3. Parce que des recherches antérieures déjà très poussées ont permis l’utilisation de plateformes vaccinales innovantes
Avant la pandémie de Covid-19, les plateformes de vaccination de types acides nucléiques et vecteurs viraux avaient déjà été largement étudiées contre le virus Zika, le virus de la rage et le VIH par exemple, mais aussi contre les coronavirus SARS-CoV et MERS-CoV, sur des modèles animaux et dans des essais cliniques de phase 1 et 2. Ce sont donc des années de travail gagnées sur l’élaboration d’un vaccin contre le SARS-CoV-2. Ces plateformes ont été identifiées comme les plus intéressantes pour la mise au point de vaccins contre une maladie infectieuse émergente car elles permettent d’élaborer très rapidement le candidat-vaccin après identification de l’agent infectieux en cause.
4. Parce qu’un effort scientifique et financier sans précédent a été déployé
Une force de frappe jamais égalée a été déployée en réponse à la pandémie de Covid-19 : la mobilisation des équipes de recherche et des États et la création de partenariats public-privé ont facilité et accéléré le développement, la fabrication (anticipation du développement industriel) et la distribution des vaccins. Le programme interinstitutionnel américain "Operation Warp Speed" a par exemple permis le financement de plusieurs entreprises pour le développement de vaccins basés sur les nouvelles technologies. Autre exemple, « Covax » est la partie « vaccins » d’une collaboration mondiale pilotée par la CEPI (Coalition for Epidemic Preparedness Innovations), Gavi (Global Alliance for Vaccine and Immunization) et l’OMS visant à accélérer la mise au point et la production d’outils diagnostiques, de traitements et de vaccins contre la Covid-19 et à en assurer un accès équitable.
5. Parce que les essais cliniques ont été menés en un temps record
Dans le cadre de la pandémie, les différentes étapes du développement clinique des vaccins, permettant d’évaluer l’innocuité et l’efficacité des vaccins, se sont très rapidement succédé, voire chevauchées, en accord avec les autorités réglementaires de santé.
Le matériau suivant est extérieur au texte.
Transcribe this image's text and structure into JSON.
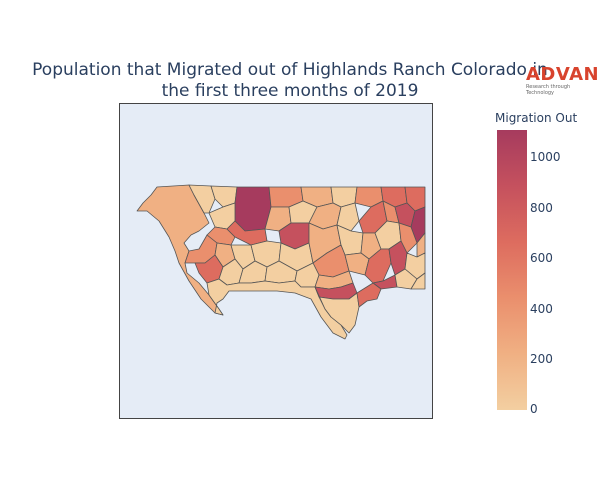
{
  "title_line1": "Population that Migrated out of Highlands Ranch Colorado in",
  "title_line2": "the first three months of 2019",
  "logo": {
    "word": "ADVAN",
    "tagline": "Research through Technology",
    "color": "#d8432d"
  },
  "colorbar": {
    "title": "Migration Out",
    "ticks": [
      "1000",
      "800",
      "600",
      "400",
      "200",
      "0"
    ],
    "range": [
      0,
      1100
    ],
    "colorscale": [
      "#f3cfa1",
      "#f0b083",
      "#ea8f6d",
      "#dd6c5f",
      "#c5515e",
      "#a63b5e"
    ]
  },
  "map": {
    "background": "#e5ecf6",
    "border": "#444444"
  }
}
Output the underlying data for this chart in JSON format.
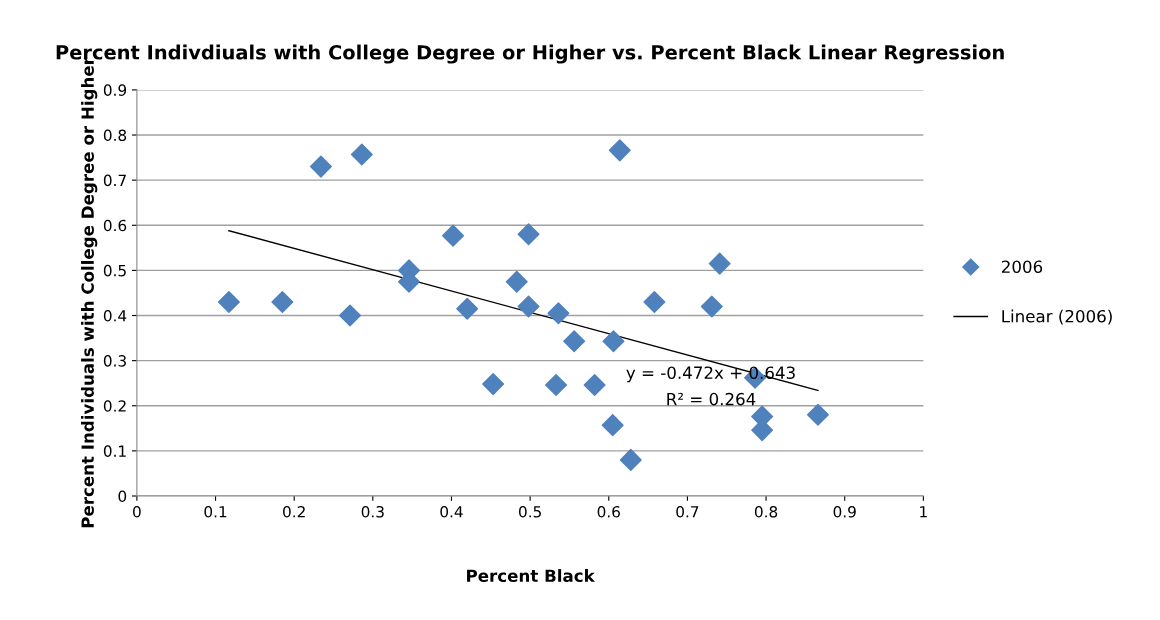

Les volontaires ont été rapidement recrutés et les objectifs quantitatifs de cas de Covid-19 ont été rapidement atteints. Sans être dégradés, les processus de collecte et d’analyse des données et de vérification des vaccins ont été considérablement accélérés. La Food and Drug Agency (FDA) et l’Agence des médicaments européenne (EMA) ont créé des procédures pour accélérer ces étapes, sans déroger à la rigueur scientifique. Par exemple, la “rolling review” consiste à analyser les données fournies par les laboratoires toutes les deux semaines, permettant de réduire la durée du processus. In fine, comme dans d’autres circonstances, les vaccins ne sont autorisés que lorsque les autorités indépendantes confirment leur qualité, leur sécurité et leur efficacité.
Source : SPILF (Société de Pathologie Infectieuse de Langue Française), 15/02/2021.